Prognosis for RES is guarded, particularly in metastatic cases at diagnosis. Early recognition and appropriate multimodal management are crucial for improving outcomes. This case highlights the challenges of managing rare pediatric malignancies in resource-limited settings. Beyond limitations in molecular diagnostics, barriers in healthcare access and treatment continuity may influence long-term outcomes.

A limitation of this report is the relatively short follow-up duration of 3 months.
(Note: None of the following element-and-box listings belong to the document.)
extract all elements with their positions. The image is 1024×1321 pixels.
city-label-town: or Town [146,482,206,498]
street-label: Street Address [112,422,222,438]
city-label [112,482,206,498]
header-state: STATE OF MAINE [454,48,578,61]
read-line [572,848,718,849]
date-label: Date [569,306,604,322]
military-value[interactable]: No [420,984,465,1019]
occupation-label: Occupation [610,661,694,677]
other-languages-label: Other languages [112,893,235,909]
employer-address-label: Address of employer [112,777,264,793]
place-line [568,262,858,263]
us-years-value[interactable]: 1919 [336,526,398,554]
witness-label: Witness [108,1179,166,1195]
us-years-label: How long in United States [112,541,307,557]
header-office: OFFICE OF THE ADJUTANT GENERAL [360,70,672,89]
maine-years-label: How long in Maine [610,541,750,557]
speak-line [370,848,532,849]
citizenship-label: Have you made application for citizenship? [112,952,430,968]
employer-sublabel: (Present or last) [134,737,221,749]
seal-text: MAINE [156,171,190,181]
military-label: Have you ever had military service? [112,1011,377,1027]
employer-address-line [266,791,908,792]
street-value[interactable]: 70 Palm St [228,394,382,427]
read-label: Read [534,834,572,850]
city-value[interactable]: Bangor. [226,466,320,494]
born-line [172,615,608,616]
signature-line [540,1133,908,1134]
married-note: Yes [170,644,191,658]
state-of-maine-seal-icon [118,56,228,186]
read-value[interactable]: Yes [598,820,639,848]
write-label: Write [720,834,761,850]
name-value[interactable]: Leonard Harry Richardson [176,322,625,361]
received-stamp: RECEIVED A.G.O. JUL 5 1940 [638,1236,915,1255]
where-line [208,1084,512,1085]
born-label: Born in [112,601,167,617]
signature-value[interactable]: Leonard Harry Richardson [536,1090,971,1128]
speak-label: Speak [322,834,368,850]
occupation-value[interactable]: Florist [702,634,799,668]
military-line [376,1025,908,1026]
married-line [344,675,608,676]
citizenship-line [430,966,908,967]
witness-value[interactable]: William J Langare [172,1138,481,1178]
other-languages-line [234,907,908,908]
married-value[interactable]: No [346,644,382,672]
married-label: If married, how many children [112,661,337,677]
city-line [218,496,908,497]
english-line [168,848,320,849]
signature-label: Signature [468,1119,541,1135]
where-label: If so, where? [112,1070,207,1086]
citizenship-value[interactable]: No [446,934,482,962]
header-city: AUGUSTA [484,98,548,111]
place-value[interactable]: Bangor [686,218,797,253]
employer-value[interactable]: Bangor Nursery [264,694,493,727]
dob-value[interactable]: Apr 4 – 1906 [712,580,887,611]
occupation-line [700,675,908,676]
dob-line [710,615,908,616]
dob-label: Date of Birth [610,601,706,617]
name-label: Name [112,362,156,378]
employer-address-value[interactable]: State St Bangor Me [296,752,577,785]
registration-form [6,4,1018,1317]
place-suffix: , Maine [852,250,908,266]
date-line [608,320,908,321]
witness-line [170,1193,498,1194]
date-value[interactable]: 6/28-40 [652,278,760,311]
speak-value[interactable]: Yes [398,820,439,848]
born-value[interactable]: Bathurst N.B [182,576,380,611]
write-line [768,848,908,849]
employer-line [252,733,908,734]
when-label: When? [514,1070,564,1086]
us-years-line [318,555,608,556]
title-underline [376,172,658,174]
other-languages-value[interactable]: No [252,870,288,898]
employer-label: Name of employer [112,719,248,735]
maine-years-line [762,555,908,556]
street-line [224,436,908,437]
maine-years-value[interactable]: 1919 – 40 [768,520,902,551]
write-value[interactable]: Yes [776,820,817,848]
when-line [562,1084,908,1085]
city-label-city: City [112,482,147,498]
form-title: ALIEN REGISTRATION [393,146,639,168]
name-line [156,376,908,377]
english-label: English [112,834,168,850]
Given the aggressive nature of primary renal Ewing sarcoma and its potential for recurrence, longer-term surveillance is necessary to determine durable oncologic outcomes.

Conclusion

Our report emphasizes that early recognition, careful integration of histopathologic and immunohistochemical findings, and coordinated multidisciplinary care are essential for optimizing outcomes in primary renal Ewing sarcoma, particularly in under-resourced environments. While molecular confirmation may not always be accessible, accurate diagnosis and adherence to multimodal treatment principles remain critical. This case illustrates how healthcare system constraints can influence diagnostic pathways, treatment continuity, and follow-up in rare pediatric malignancies, underscoring the importance of strengthening oncologic care capacity in under-resourced regions.